Dutch Senate Dismisses ‘Stroom’ Bill, Offshore Wind Construction Delayed

The Dutch Senate’s vote against the new electricity and gas legislation yesterday evening is expected to delay the construction of new offshore wind farms by at least six months, according to Dutch minister of economic affairs Henk Kamp. 

Henk Kamp, Minister of Economic Affairs (Photo: Dutch Ministry of Economic Affairs)

“What you have achieved is to create a big problem for offshore wind,” the Dutch media quoted Minister Kamp as telling the Senate yesterday.
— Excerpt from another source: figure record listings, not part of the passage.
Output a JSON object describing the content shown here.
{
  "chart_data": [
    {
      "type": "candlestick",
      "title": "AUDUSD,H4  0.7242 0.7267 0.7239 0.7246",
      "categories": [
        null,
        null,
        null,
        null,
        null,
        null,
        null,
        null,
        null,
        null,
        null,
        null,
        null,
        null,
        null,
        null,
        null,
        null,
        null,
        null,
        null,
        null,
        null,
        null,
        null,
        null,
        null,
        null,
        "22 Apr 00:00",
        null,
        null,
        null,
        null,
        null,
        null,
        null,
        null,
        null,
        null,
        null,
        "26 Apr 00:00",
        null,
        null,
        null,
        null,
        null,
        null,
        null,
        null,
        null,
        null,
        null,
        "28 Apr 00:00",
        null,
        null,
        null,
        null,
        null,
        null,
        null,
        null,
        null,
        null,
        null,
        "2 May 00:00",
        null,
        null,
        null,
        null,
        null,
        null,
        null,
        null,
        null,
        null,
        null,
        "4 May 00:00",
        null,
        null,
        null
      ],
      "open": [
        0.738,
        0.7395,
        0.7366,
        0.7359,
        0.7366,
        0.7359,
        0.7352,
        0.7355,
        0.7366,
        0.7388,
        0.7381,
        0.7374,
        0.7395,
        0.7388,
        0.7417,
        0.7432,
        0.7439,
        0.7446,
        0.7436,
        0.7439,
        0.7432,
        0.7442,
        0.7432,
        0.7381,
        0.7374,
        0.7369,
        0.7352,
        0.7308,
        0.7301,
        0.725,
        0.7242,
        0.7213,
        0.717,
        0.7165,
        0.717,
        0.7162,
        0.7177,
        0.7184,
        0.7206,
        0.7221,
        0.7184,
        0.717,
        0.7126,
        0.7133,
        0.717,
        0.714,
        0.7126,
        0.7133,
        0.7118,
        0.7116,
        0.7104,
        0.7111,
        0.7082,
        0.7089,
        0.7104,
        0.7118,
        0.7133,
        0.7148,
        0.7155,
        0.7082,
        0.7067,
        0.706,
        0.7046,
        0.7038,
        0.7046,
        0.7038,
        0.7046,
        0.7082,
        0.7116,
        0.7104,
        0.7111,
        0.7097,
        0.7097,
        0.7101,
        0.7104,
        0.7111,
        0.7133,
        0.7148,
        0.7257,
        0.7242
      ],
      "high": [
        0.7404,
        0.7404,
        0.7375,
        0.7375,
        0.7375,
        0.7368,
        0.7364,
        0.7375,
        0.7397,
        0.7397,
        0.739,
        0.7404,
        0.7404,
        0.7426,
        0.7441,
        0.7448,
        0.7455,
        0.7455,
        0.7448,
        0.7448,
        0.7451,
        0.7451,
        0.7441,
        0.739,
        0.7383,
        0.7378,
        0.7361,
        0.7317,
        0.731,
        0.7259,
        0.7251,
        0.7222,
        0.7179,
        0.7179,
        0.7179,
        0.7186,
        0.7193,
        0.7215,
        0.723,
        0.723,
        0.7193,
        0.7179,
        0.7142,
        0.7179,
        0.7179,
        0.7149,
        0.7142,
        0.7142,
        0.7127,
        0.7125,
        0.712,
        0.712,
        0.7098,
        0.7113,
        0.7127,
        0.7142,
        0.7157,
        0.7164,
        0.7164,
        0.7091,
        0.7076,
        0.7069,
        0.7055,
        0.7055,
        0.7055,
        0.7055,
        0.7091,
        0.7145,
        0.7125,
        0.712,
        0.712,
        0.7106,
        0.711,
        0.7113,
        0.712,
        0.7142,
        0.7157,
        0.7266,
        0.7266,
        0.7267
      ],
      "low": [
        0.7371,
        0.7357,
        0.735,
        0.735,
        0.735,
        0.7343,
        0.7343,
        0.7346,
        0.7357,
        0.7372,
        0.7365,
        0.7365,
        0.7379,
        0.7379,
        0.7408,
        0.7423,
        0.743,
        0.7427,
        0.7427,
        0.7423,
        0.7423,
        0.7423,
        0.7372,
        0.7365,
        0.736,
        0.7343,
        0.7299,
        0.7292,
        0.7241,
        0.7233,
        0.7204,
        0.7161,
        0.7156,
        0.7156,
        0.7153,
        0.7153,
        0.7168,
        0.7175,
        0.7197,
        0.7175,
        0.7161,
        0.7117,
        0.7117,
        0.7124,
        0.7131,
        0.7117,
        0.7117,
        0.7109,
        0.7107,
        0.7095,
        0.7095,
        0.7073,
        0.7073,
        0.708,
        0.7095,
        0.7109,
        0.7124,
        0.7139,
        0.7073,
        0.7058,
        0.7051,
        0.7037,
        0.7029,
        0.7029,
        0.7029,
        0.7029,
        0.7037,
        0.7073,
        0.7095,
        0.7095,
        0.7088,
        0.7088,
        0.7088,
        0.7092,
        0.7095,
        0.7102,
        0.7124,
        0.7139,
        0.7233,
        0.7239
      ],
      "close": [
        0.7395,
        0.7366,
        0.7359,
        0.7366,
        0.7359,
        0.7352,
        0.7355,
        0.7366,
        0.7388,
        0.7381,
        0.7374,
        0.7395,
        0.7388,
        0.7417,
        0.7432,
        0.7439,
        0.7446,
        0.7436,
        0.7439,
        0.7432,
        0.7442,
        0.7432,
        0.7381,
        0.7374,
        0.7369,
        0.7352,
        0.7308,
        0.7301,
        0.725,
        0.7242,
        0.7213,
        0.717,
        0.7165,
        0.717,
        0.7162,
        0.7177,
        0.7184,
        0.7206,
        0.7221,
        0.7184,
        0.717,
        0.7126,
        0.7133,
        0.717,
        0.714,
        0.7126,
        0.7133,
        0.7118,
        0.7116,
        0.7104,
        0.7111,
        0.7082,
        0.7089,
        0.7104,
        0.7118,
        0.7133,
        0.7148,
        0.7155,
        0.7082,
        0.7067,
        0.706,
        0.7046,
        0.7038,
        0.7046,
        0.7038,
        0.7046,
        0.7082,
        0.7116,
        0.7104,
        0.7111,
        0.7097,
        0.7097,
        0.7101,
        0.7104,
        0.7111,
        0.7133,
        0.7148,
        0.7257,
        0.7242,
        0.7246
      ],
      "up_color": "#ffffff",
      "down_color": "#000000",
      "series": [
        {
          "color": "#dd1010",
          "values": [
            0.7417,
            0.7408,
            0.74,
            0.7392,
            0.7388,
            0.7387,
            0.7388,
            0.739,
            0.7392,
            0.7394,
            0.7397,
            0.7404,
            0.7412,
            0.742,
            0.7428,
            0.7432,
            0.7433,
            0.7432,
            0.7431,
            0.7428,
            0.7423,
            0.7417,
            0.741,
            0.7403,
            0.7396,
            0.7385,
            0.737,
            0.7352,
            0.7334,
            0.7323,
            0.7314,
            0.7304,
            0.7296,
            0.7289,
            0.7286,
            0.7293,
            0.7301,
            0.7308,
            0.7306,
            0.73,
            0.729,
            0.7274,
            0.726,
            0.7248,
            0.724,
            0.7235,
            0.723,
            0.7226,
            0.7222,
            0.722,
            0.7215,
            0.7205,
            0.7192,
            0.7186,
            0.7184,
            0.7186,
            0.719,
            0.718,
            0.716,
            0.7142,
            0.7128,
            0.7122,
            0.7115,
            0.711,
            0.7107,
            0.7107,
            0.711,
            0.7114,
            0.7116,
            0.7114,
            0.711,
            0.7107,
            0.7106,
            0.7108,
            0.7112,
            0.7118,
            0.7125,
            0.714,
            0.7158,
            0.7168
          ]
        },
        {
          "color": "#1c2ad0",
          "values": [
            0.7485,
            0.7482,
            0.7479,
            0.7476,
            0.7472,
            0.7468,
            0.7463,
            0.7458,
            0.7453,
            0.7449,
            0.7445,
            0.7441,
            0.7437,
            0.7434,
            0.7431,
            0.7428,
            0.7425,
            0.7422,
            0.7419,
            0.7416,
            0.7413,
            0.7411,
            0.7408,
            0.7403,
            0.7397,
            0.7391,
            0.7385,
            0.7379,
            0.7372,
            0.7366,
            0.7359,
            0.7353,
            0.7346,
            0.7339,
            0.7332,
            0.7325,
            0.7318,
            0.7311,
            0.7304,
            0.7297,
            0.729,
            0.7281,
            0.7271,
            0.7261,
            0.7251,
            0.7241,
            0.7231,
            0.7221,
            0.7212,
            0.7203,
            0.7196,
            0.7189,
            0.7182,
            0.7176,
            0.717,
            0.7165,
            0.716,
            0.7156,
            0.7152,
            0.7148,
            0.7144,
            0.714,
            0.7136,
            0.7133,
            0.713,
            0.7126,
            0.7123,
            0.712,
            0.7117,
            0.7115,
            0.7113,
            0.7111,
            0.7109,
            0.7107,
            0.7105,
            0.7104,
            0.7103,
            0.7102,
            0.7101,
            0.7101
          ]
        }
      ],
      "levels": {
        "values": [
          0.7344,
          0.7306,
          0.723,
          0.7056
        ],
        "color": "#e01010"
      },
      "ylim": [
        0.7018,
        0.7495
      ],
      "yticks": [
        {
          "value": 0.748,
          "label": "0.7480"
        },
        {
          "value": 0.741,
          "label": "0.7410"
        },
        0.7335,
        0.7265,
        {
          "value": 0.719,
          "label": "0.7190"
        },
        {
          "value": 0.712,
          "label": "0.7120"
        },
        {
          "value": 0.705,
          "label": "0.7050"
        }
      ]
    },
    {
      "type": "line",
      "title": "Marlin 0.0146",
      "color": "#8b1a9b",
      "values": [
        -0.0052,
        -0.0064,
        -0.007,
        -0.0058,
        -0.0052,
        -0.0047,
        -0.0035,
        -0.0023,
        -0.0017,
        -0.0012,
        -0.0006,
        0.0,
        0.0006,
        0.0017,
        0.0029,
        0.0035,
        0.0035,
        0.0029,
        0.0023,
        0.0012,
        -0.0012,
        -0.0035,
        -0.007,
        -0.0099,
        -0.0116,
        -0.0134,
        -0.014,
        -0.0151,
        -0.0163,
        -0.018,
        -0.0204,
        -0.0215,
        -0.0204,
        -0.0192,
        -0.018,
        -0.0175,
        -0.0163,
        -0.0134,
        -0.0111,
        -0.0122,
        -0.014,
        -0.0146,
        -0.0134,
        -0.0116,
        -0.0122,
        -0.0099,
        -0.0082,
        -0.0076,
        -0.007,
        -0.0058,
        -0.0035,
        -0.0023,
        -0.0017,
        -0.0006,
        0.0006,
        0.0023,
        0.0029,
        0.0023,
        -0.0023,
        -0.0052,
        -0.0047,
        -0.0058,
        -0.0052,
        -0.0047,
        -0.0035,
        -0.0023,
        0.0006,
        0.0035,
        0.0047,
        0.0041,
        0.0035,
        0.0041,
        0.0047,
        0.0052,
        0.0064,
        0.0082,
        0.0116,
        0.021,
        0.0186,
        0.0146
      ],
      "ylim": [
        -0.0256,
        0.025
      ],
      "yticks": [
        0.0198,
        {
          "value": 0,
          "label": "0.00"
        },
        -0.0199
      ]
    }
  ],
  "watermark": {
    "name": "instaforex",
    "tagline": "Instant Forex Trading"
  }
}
Kamp had added that not only will the construction of wind farms run with a half-year delay, but also the quality will be lower and the price will be higher.

The decisive part of the “Stroom” bill that pushed the Senate to dismiss it was not the one referring to the offshore grid for the connection of offshore wind farms, but the part proposing mandatory unbundling of energy companies. According to Minister Kamp, the bill would have ensured that the electricity is delivered even if the energy companies should ever face financial difficulties.

However, separating the energy producers and power distributors is already being imposed by the current law, despite strong opposition from  energy companies Eneco and Delta. The law sees energy generation and production as a commercial business, while power distribution should be in public hands. The two companies fear they might be taken over by larger foreign companies if their business is split. In July, Eneco announced it will no longer invest in renewable energy projects due to the mandatory unbundling.